In the end, the disappointment was more in how quickly and meekly the Caps went in the second round.  It was a lot of little things and two big things.  Among the little things, the Caps could not take advantage of dominant possession numbers.  The Caps enjoyed a Corsi-for plus-minus of plus-45 over the four games (56.4 percent) for the series overall and plus-27 in close-score situations (55.4 percent).  The Caps won 51.5 percent of the faceoffs in the series.  They out-hit the Lightning, 98-79.  They could not take advantage.  On the other side, they lost the turnover battle, 57-73.  They allowed the first goal in all four games.  The allowed the first goal in the third period and overtime in all four games.  The only goals they got from defensemen were a pair from John Carlson and one from John Erskine, and Washington had only five points from defensemen in the series (Mike Green and Erskine had assists).  The little things the Caps did right didn’t matter, and the ones they did not they could not overcome. 

Then there were the two big things.  First, Michal Neuvirth had two utterly different series in the postseason.  Against the Rangers he was 4-1, 1.37, .946, with a shutout.  Against the Lightning he was 0-4, 3.74, .867.  He stopped just 18 of 23 shots in the third period and overtime against Tampa Bay (.783 save percentage).  Then there was Nicklas Backstrom.  He was almost invisible in the playoffs overall and especially against the Lightning.  The seeds of that disappointment were likely planted long before the postseason started.  In a 1-0 win over the Pittsburgh Penguins in late February, Backstrom took a slash from Kris Letang, breaking the thumb on his left hand, his dominant hand as a left-handed shooter.  He went all nine games of the postseason without a goal on 25 shots, and he managed only two assists, one in each series.  He was really not the same after the injury sustained in Pittsburgh.  In 25 games to close the season, including the nine he played in the postseason, Backstrom was 3-11-14.and did not score a goal in his last 17 games.  That was perhaps the single biggest hole in production the Caps could not fill in.

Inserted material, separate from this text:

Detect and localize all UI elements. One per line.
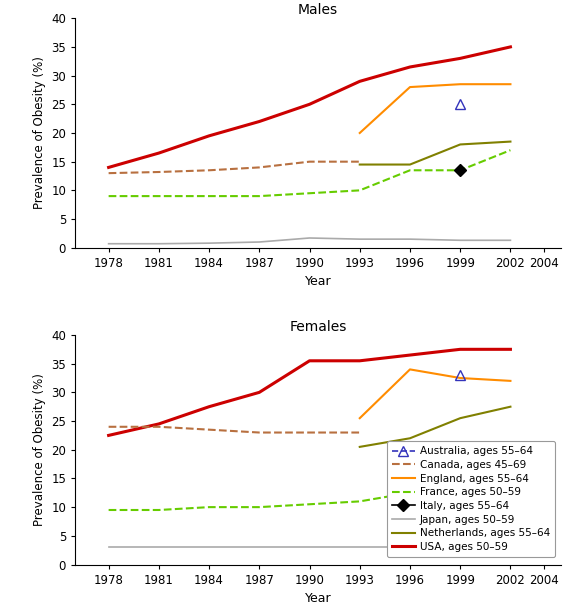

Being down to a one-handed first line center in the conference semi-final is not a reliable recipe for success, but the Caps did enough things right, especially in terms of possession, that a loss to the Lightning, not to mention a sweep, was confounding.  And while beating the Lightning was no guarantee of success (the Caps were the East’s top seed but lost three of four games to the Boston Bruins – the team they would have met in the conference final -- in the regular season), it was a disappointment to bow out for the second year in a row as the Eastern Conference top seed without advancing to the conference final.

Perhaps if Backstrom was healthy, the Caps might have gotten off to a better start at home to start the series against the Lightning and changed the tone of the series.  It made for an especially disappointing end to what was a solid season by the Caps to that point, dissolving into an “if only” sort of conclusion.  The trouble is, it is always something with this team – a hot opposing goaltender, a fortuitous bounce for the other team, unfortunate timing for an injury to one of their best players.  And once more, the Caps failed to reach a conference final.